The refinery project will include a crude distillation unit, single-train residual fluid catalytic cracking unit, diesel hydrotreating unit, continuous catalyst regeneration unit, alkylation unit, polypropylene unit, as well as utilities and off sites, including a captive power plant and associated infrastructure, according to EIL.

A single-point mooring terminal for crude oil and product handling also would be integrated with the refinery, EIL said.

The official solidification of the agreement with Dangote, which was first announced late last year (OGJ Online, Nov. 25, 2013), makes this EIL's largest ever single consultancy assignment, the company said.

The announcement of the EIL contract follows African Development Bank's June 13 approval of a $300 million loan to Dangote Group for the construction and operation of both the greenfield petrochemical complex and a fertilizer manufacturing plant (OGJ Online, June 17, 2014).

TRANSPORTATIONQuick Takes

Partners to finish Austrian South Stream leg by 2016

OAO Gazprom and OMV AG signed a shareholders' agreement for South Stream Austria GMBH, completing the final investment decision for the natural gas pipeline's Austrian section with an eye on commissioning in late 2016.

The Austrian section of South Stream will transport 30-32 billion cu m (bcm)/year from the Hungarian border to Baumgarten, Austria. Gazprom and OMV expect all construction permits to be obtained by late next year.

Russia and Austria in 2010 signed the intergovernmental agreement for the implementation of the project in Austria, with Gazprom and OMV establishing South Stream Austria the following year.
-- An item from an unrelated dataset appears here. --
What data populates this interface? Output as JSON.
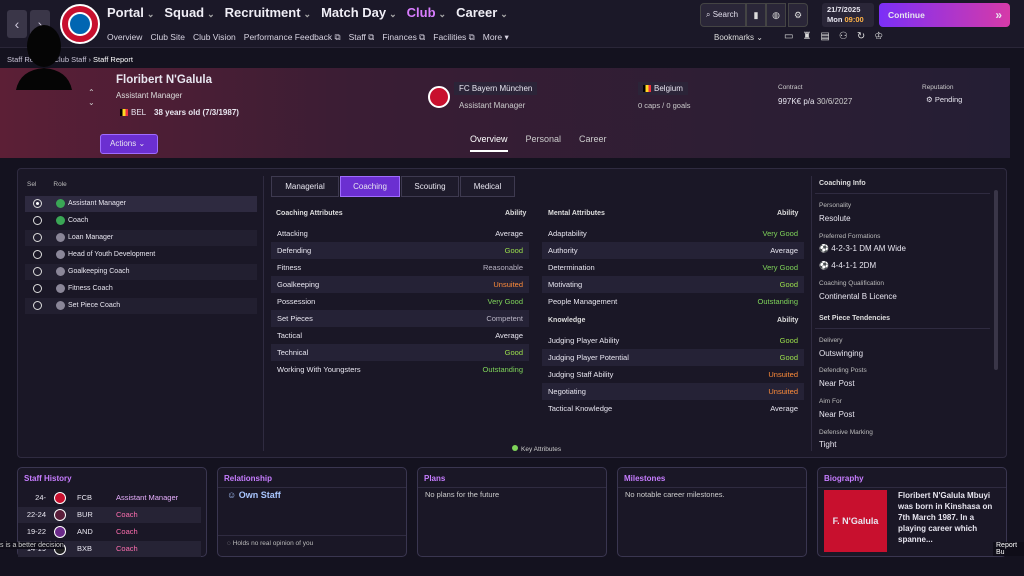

The two companies signed a memorandum of understanding in April to build South Stream's Austrian leg (OGJ Online, Apr. 30, 2014).
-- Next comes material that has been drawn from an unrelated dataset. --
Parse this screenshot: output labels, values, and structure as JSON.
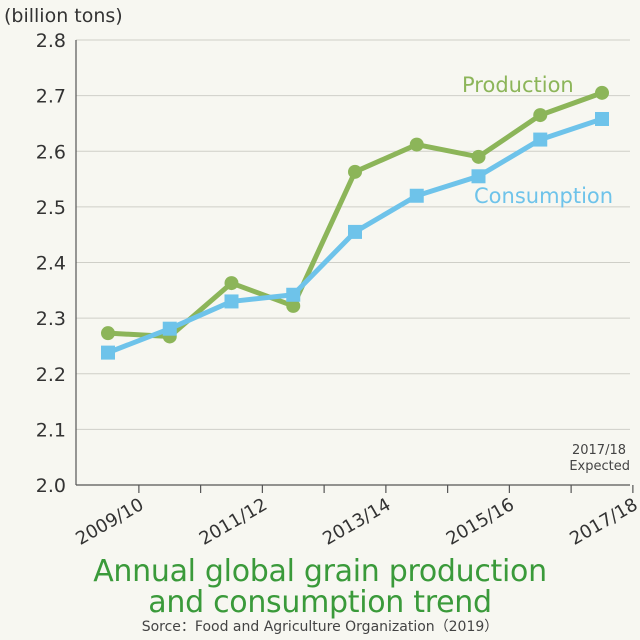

South Stream will ship 63 bcm/year across the Black Sea to Southern and Central Europe, with first gas scheduled for late 2016 and full capacity in 2018.

Bonaparte FLNG partners ponder concept options

The joint venture of GDF Suez and Santos Ltd. in the Bonaparte Gulf has decided to consider other potential development options as well as the floating LNG (FLNG) concept for the development of its Bonaparte natural gas fields.

In April the GDF Suez-operated project missed another of its deadlines set earlier in the development planning (OGJ Online, Apr. 24, 2014).

The Petrel, Tern, and Frigate fields lie 250 km west of Darwin and one of the alternate options will be a pipeline connection to Darwin. The partnership says that while the fields have material value and have been fully appraised, the future development using FLNG does not currently meet the companies' commercial requirements despite being technically robust.

As a result the proposed Bonaparte FLNG development will not be taken into FEED stage at the moment.

Operator GDF Suez has 60%. Santos with 40% received a $200 million cash consideration when the Bonaparte JV was formed and has since received a full carry from GDF Suez on the study and development costs encountered so far.